Google Secret Manager provider for the Secret Store CSI Driver. Allows you to access secrets stored in Secret Manager as files mounted in Kubernetes pods.
- Create a new GKE cluster with K8S 1.16+
- Install Secret Store CSI Driver to the cluster.
$ kubectl apply -f deploy/rbac-secretproviderclass.yaml
$ kubectl apply -f deploy/csidriver.yaml
$ kubectl apply -f deploy/secrets-store.csi.x-k8s.io_secretproviderclasses.yaml
$ kubectl apply -f deploy/secrets-store-csi-driver.yaml
- Use Google Cloud Build and Container Registry to build and host the plugin docker image.

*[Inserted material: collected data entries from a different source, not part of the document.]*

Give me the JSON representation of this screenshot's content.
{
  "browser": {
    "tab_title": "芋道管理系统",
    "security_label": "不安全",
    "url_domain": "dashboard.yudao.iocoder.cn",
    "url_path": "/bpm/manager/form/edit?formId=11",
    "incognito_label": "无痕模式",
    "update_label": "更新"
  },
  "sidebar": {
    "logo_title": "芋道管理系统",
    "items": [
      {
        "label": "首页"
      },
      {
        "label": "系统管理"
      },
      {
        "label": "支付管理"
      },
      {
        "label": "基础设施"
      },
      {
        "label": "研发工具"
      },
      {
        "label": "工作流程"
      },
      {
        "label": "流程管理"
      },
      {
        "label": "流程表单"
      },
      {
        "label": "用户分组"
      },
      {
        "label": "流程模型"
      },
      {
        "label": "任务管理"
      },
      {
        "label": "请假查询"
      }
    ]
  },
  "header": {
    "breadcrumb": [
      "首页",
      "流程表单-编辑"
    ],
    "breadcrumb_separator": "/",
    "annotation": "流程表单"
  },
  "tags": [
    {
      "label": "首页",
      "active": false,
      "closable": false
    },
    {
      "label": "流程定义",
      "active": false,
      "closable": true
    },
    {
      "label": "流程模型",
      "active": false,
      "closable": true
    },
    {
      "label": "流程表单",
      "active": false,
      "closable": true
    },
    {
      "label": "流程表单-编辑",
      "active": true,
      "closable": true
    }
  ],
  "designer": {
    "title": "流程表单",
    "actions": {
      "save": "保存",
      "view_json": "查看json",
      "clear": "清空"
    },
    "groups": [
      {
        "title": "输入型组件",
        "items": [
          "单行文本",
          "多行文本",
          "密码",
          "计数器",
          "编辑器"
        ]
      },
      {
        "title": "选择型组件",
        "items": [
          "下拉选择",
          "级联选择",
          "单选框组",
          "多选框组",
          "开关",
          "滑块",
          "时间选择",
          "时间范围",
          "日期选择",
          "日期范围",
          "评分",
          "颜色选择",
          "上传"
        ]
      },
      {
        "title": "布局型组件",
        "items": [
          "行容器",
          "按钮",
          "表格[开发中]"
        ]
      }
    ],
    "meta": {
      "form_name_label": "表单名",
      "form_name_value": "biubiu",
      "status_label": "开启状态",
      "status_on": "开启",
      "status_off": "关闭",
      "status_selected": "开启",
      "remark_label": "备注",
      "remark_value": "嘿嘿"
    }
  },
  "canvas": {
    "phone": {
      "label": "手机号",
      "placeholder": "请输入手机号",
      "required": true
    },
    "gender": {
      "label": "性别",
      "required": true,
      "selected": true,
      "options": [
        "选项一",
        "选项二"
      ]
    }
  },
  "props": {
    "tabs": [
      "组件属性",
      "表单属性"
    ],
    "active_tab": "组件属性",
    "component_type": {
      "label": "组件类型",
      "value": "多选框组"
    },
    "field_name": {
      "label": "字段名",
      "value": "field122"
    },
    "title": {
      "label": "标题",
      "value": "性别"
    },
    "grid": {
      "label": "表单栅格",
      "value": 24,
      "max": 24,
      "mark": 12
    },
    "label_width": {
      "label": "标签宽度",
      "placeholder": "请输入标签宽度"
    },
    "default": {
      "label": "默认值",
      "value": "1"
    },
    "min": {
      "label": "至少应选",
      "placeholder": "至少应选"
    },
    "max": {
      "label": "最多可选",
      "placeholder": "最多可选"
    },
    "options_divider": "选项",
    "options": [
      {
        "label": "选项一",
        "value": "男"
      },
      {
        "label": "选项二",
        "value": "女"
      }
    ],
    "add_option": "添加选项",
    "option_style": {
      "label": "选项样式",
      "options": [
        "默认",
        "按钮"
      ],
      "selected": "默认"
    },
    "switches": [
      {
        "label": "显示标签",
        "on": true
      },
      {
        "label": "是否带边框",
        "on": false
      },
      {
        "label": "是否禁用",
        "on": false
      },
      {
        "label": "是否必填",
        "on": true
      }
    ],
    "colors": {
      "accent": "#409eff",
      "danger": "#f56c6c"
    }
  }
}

$ export PROJECT_ID=<your gcp project>
$ ./scripts/build.sh
- Deploy the plugin as a DaemonSet to your cluster.
$ ./scripts/deploy.sh
- Setup the workload identity service account
# Create a service account for workload identity
$ gcloud iam service-accounts create gke-workload
# Allow "default/mypod" to act as the new service account
$ gcloud iam service-accounts add-iam-policy-binding \
--role roles/iam.workloadIdentityUser \
--member "serviceAccount:$PROJECT_ID.svc.id.goog[default/mypodserviceaccount]" \
gke-workload@$PROJECT_ID.iam.gserviceaccount.com
- Create a secret that the workload identity service account can access
# Create a secret with 1 active version
$ echo "foo" > secret.data
$ gcloud secrets create testsecret --replication-policy=automatic --data-file=secret.data
$ rm secret.data
# grant the new service account permission to access the secret
$ gcloud secrets add-iam-policy-binding testsecret \
--member=serviceAccount:gke-workload@$PROJECT_ID.iam.gserviceaccount.com \
--role=roles/secretmanager.secretAccessor
- Try it out the example which attempts to mount the secret "test" in
$PROJECT_ID
to/var/secrets/good1.txt
and/var/secrets/good2.txt
$ ./scripts/example.sh
$ kubectl exec -it mypod /bin/bash
root@mypod:/# ls /var/secrets
This is not an officially supported Google product.